🤖 AI Summary
This work proposes an in-memory logic architecture based on magnetic tunnel junctions (MTJs) to address the latency and energy bottlenecks caused by data movement in von Neumann architectures. The design uniquely exploits the intrinsic stochasticity of MTJs to generate deterministic probabilistic bitstreams in parallel—eliminating the need for external random sources—and tightly integrates bitstream generation, memory storage, and stochastic computing units within the memory array. This enables efficient, low-complexity execution of both arithmetic and transcendental functions. By incorporating parallel accumulation and result reuse mechanisms, the architecture substantially reduces data-movement overhead while maintaining high energy efficiency and parallelism, and it inherently tolerates noise due to the stochastic nature of its computation.
📝 Abstract
Today's high-performance architectures are increasingly constrained by data movement latency and energy overhead, as the slowdown of single-core performance scaling coincides with the rise of highly data-intensive workloads. In-memory architectures have emerged as a complementary solution to conventional von Neumann systems by alleviating memory bandwidth bottlenecks, exploiting massive concurrency, and mitigating excessive data movement between memory and processing units. This study proposes a parallel in-memory stochastic computing (SC) architecture that implements an end-to-end computation pipeline within Magnetic Tunnel Junction (MTJ)-based memory augmented with logic-in-memory (LIM) capabilities.
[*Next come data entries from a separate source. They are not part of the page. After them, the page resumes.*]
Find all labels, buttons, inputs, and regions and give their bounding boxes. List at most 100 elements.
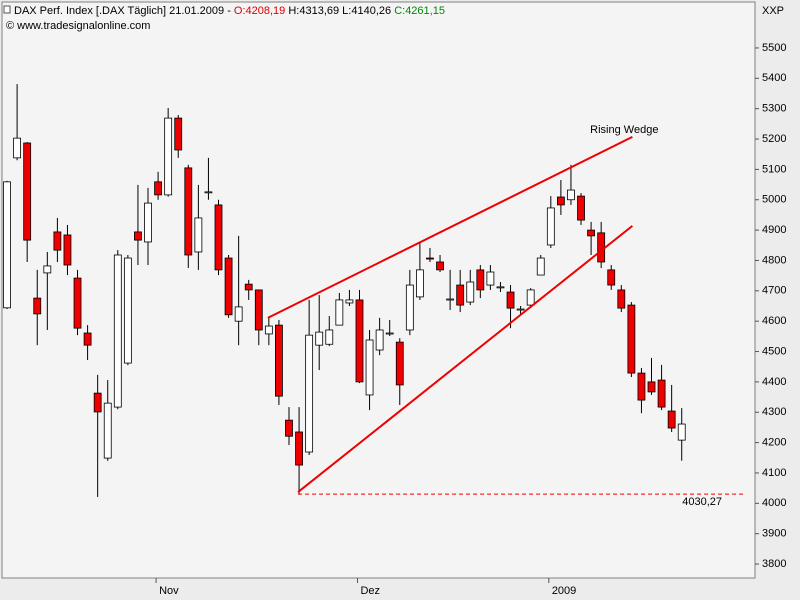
y-tick-label: 4400	[762, 376, 786, 388]
y-tick-label: 4200	[762, 437, 786, 449]
candle-body	[53, 231, 62, 251]
candle-body	[214, 204, 223, 271]
source: © www.tradesignalonline.com	[6, 20, 150, 32]
y-tick-label: 4800	[762, 254, 786, 266]
candle-body	[436, 261, 444, 271]
corner-label: XXP	[762, 5, 784, 17]
candle-body	[607, 269, 616, 286]
candle-body	[264, 325, 273, 335]
candle-body	[184, 167, 193, 256]
candle-body	[93, 392, 102, 413]
x-tick-label: Nov	[159, 585, 179, 597]
candle-body	[144, 202, 152, 243]
candle-body	[476, 269, 485, 291]
x-tick-label: Dez	[360, 585, 380, 597]
candle-body	[295, 431, 303, 466]
candle-body	[617, 289, 626, 309]
candle-body	[13, 137, 22, 159]
candle-body	[385, 332, 394, 335]
candle-body	[567, 189, 575, 201]
y-tick-label: 4500	[762, 345, 786, 357]
candle-body	[33, 297, 42, 315]
level-label: 4030,27	[682, 496, 722, 508]
candle-body	[556, 196, 565, 206]
candle-body	[657, 379, 666, 408]
candle-body	[667, 410, 676, 429]
candle-body	[103, 402, 112, 459]
y-tick-label: 4100	[762, 467, 786, 479]
candle-body	[506, 291, 515, 309]
header-open: O:4208,19	[234, 5, 285, 17]
candle-body	[496, 286, 505, 289]
y-tick-label: 5000	[762, 194, 786, 206]
candle-body	[365, 339, 374, 396]
candle-body	[597, 232, 606, 263]
candle-body	[637, 372, 646, 401]
y-tick-label: 4700	[762, 285, 786, 297]
x-tick-label: 2009	[552, 585, 576, 597]
y-tick-label: 4000	[762, 497, 786, 509]
candle-body	[486, 271, 495, 286]
y-tick-label: 4600	[762, 315, 786, 327]
candle-body	[83, 332, 92, 346]
candle-body	[204, 191, 213, 194]
candle-body	[426, 257, 434, 260]
candle-body	[395, 341, 404, 386]
trendline	[297, 225, 634, 493]
candle-body	[536, 257, 545, 276]
candle-body	[113, 254, 122, 408]
candle-body	[647, 381, 656, 393]
header-icon	[3, 5, 11, 14]
trendline	[267, 136, 633, 319]
candle-body	[275, 324, 283, 397]
header: DAX Perf. Index [.DAX Täglich] 21.01.200…	[14, 5, 445, 17]
y-tick-label: 5200	[762, 133, 786, 145]
candle-body	[466, 281, 475, 303]
candle-body	[526, 289, 535, 306]
header-close: C:4261,15	[394, 5, 445, 17]
candle-body	[456, 284, 465, 306]
candle-body	[3, 181, 11, 309]
candle-body	[577, 195, 585, 221]
y-tick-label: 4300	[762, 406, 786, 418]
candle-body	[546, 207, 555, 246]
candle-body	[164, 117, 173, 196]
y-tick-label: 5100	[762, 163, 786, 175]
candle-body	[174, 117, 183, 151]
annotation-text: Rising Wedge	[590, 124, 658, 136]
candle-body	[244, 283, 253, 291]
candle-body	[194, 217, 203, 253]
candle-body	[23, 142, 32, 241]
candle-body	[315, 331, 324, 346]
candle-body	[335, 299, 344, 326]
candle-body	[73, 277, 82, 329]
y-tick-label: 5500	[762, 42, 786, 54]
y-tick-label: 4900	[762, 224, 786, 236]
candle-body	[285, 419, 293, 437]
y-tick-label: 3800	[762, 558, 786, 570]
y-tick-label: 3900	[762, 528, 786, 540]
header-title: DAX Perf. Index [.DAX Täglich] 21.01.200…	[14, 5, 231, 17]
candle-body	[134, 231, 142, 241]
candle-body	[677, 423, 686, 441]
candle-body	[224, 257, 233, 316]
candle-body	[375, 329, 384, 351]
header-high-low: H:4313,69 L:4140,26	[288, 5, 391, 17]
candle-body	[254, 289, 263, 331]
candle-body	[355, 299, 364, 383]
candle-body	[305, 334, 314, 453]
candle-body	[123, 257, 132, 364]
candle-body	[325, 329, 334, 345]
candle-body	[63, 234, 72, 266]
candle-body	[587, 229, 595, 237]
y-tick-label: 5300	[762, 103, 786, 115]
candle-body	[516, 308, 525, 311]
candle-body	[446, 298, 455, 301]
candle-body	[405, 284, 414, 331]
candle-body	[345, 299, 354, 304]
candle-body	[43, 265, 52, 274]
candle-body	[154, 181, 162, 196]
candle-body	[234, 306, 243, 322]
y-tick-label: 5400	[762, 72, 786, 84]
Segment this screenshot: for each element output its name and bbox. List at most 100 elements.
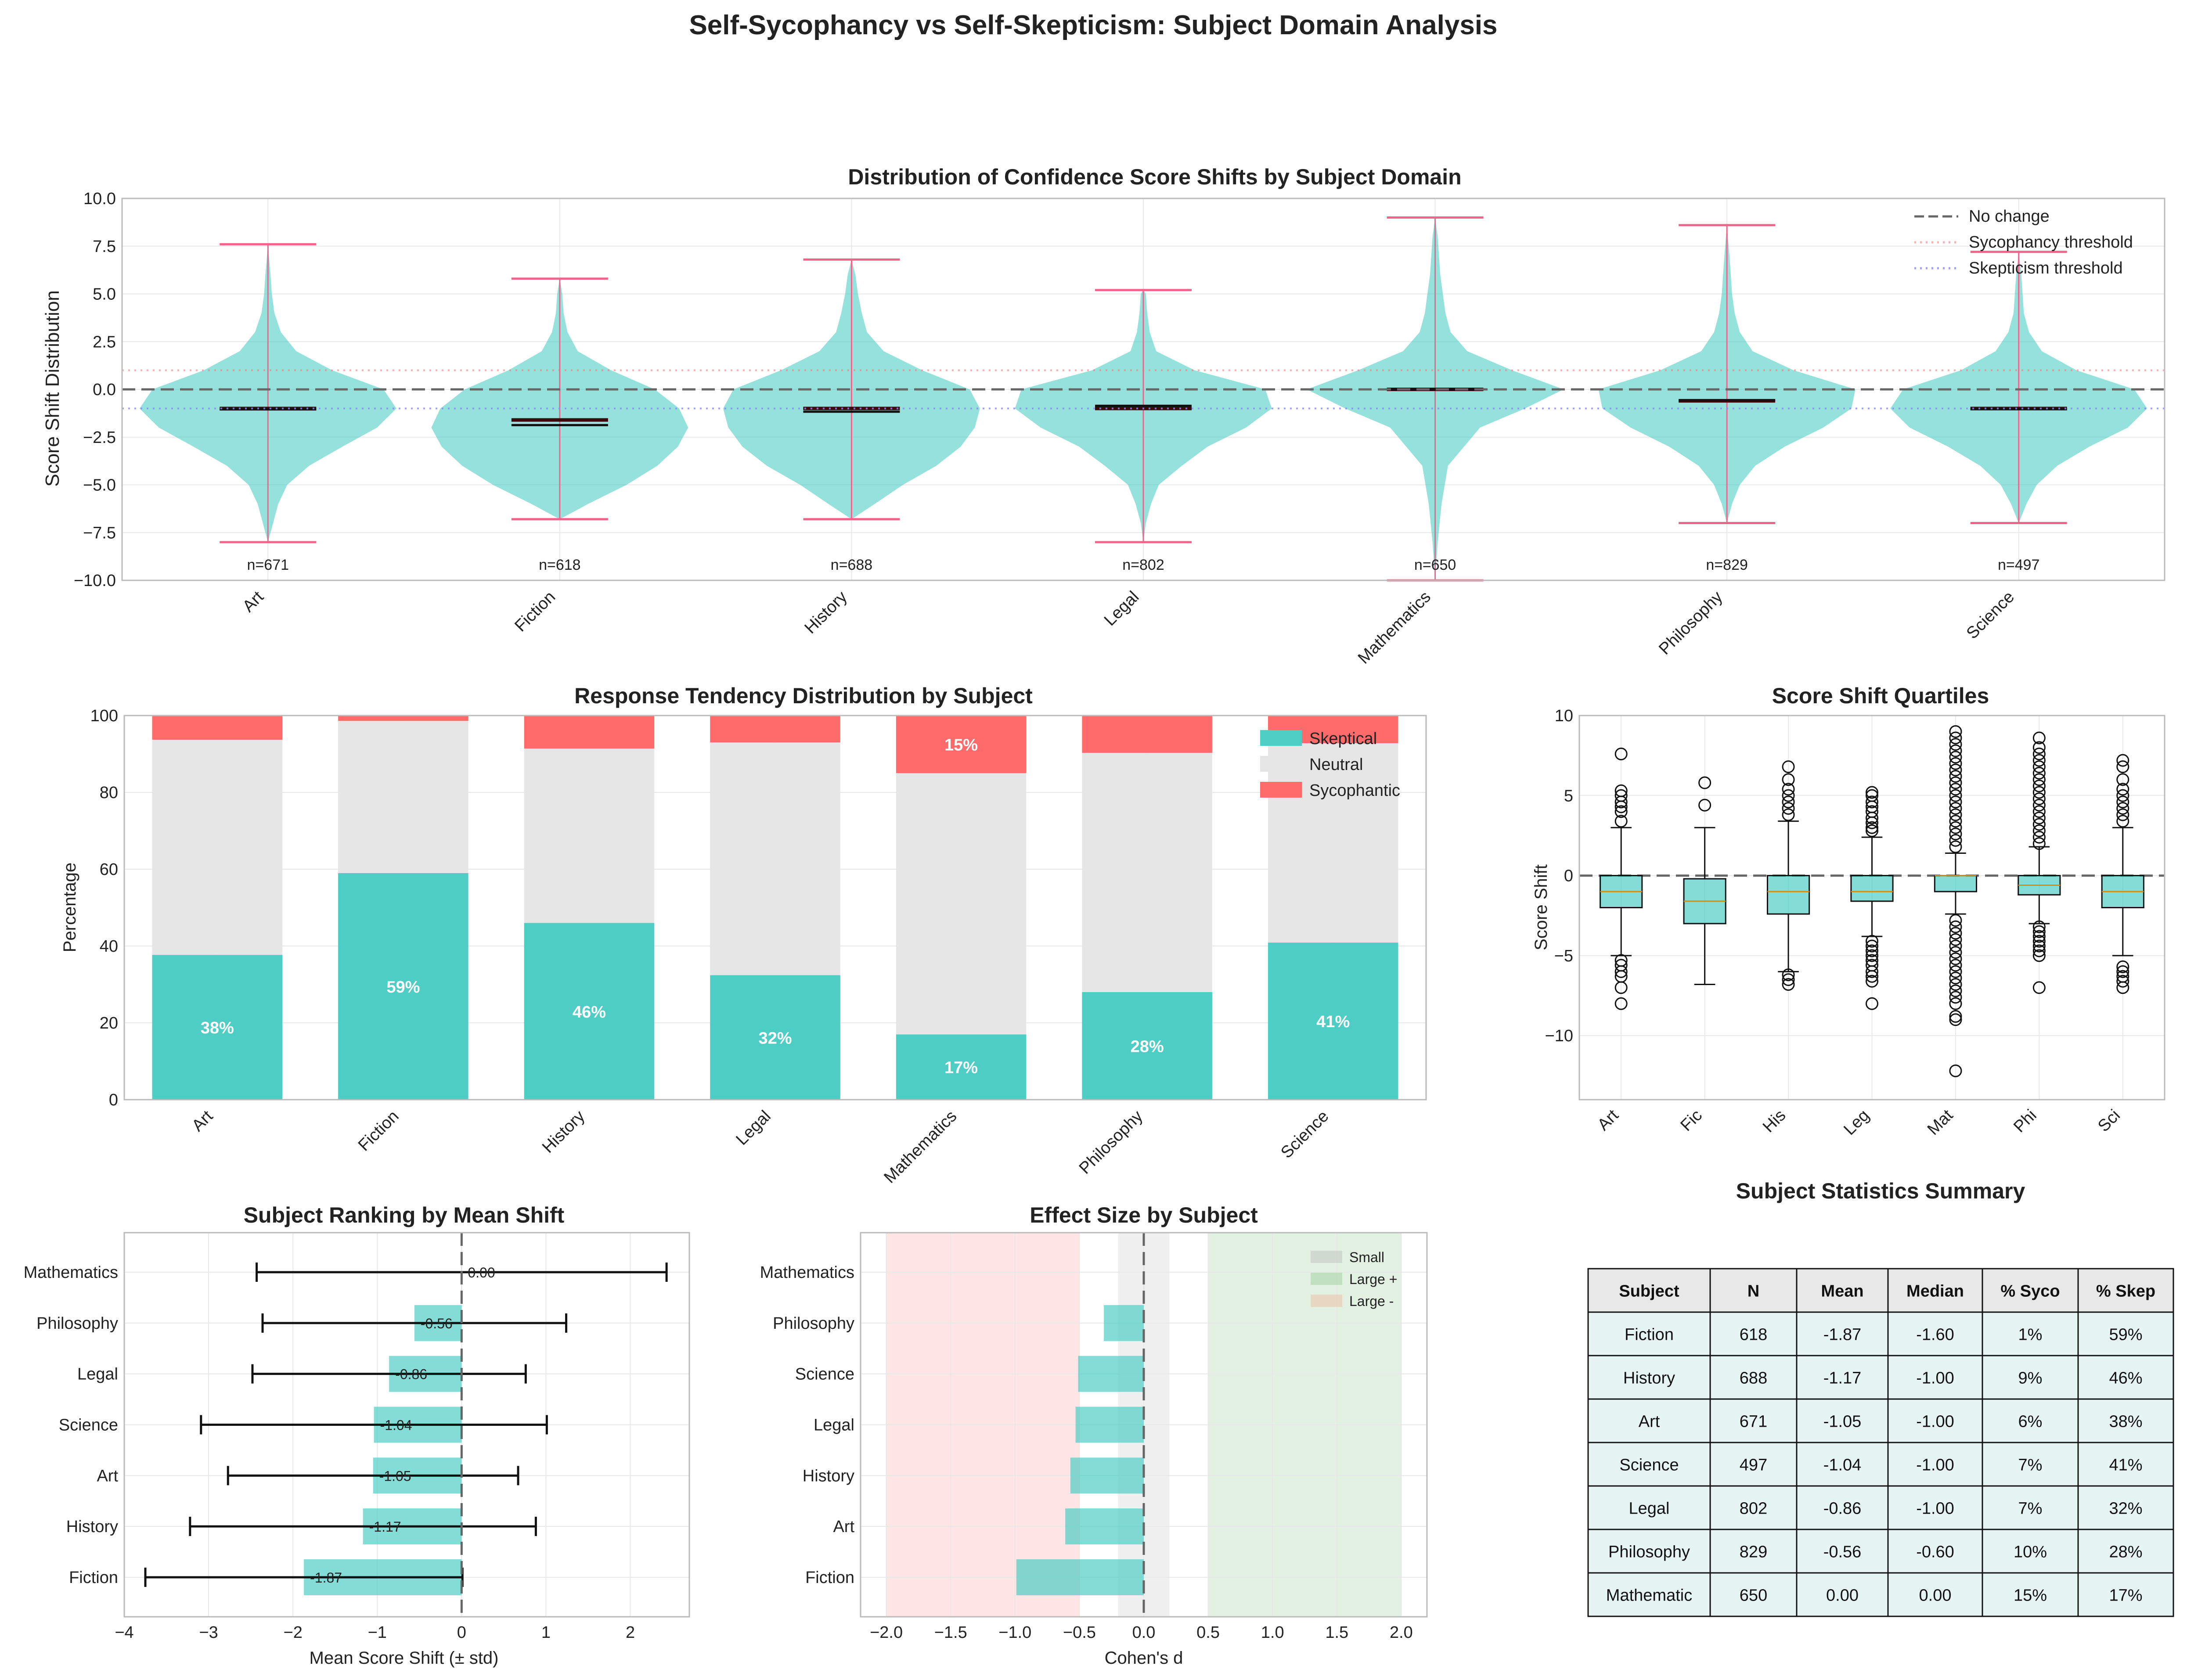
stacked-bar-skeptical <box>1268 943 1398 1100</box>
table-cell-text: Science <box>1619 1456 1679 1475</box>
box-outlier <box>1949 751 1962 764</box>
box-outlier <box>1782 760 1795 773</box>
stacked-bar-skeptical <box>338 873 468 1100</box>
stacked-bar-sycophantic <box>524 716 655 749</box>
table-cell <box>2077 1572 2174 1617</box>
ranking-category-label: Philosophy <box>36 1314 118 1333</box>
table-cell-text: Philosophy <box>1608 1543 1690 1561</box>
table-cell-text: 46% <box>2109 1369 2142 1388</box>
effect-xtick-label: 1.0 <box>1261 1623 1284 1642</box>
violin-n-label: n=497 <box>1998 557 2040 573</box>
box-outlier <box>2116 760 2129 773</box>
ranking-category-label: Art <box>97 1467 118 1485</box>
box-iqr <box>1934 875 1978 892</box>
box-outlier <box>1866 786 1878 799</box>
box-outlier <box>1866 954 1878 967</box>
box-outlier <box>1949 783 1962 796</box>
box-ytick-label: 10 <box>1555 707 1573 725</box>
box-outlier <box>1782 968 1795 982</box>
ranking-value-label: 0.00 <box>468 1265 495 1281</box>
effect-xtick-label: −1.5 <box>934 1623 967 1642</box>
table-cell-text: -1.87 <box>1823 1326 1862 1344</box>
table-cell <box>1709 1572 1798 1617</box>
table-cell-text: 618 <box>1740 1326 1767 1344</box>
effect-category-label: Fiction <box>805 1568 854 1587</box>
box-outlier <box>2032 799 2046 812</box>
box-outlier <box>1949 1064 1962 1077</box>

By leveraging the inherent stochasticity and write-read characteristics of MTJ devices, the proposed architecture enables a fully parallel and deterministic conversion of binary operands into probabilistic bit-streams, eliminating the need for energy-intensive external random number generation circuitry. These bit-streams are processed by parallel stochastic arithmetic units integrated directly within the memory arrays to efficiently implement core arithmetic and transcendental functions with minimal hardware complexity and inherent noise tolerance. The resulting stochastic outputs can be either reused as an input of future stochastic processing or converted back to binary form using parallel accumulation mechanisms and stored in the MTJ memory. By tightly integrating data storage, bit-stream generation, and computation within a unified in-memory fabric, the proposed design maximizes memory-level parallelism while substantially minimizing data movement.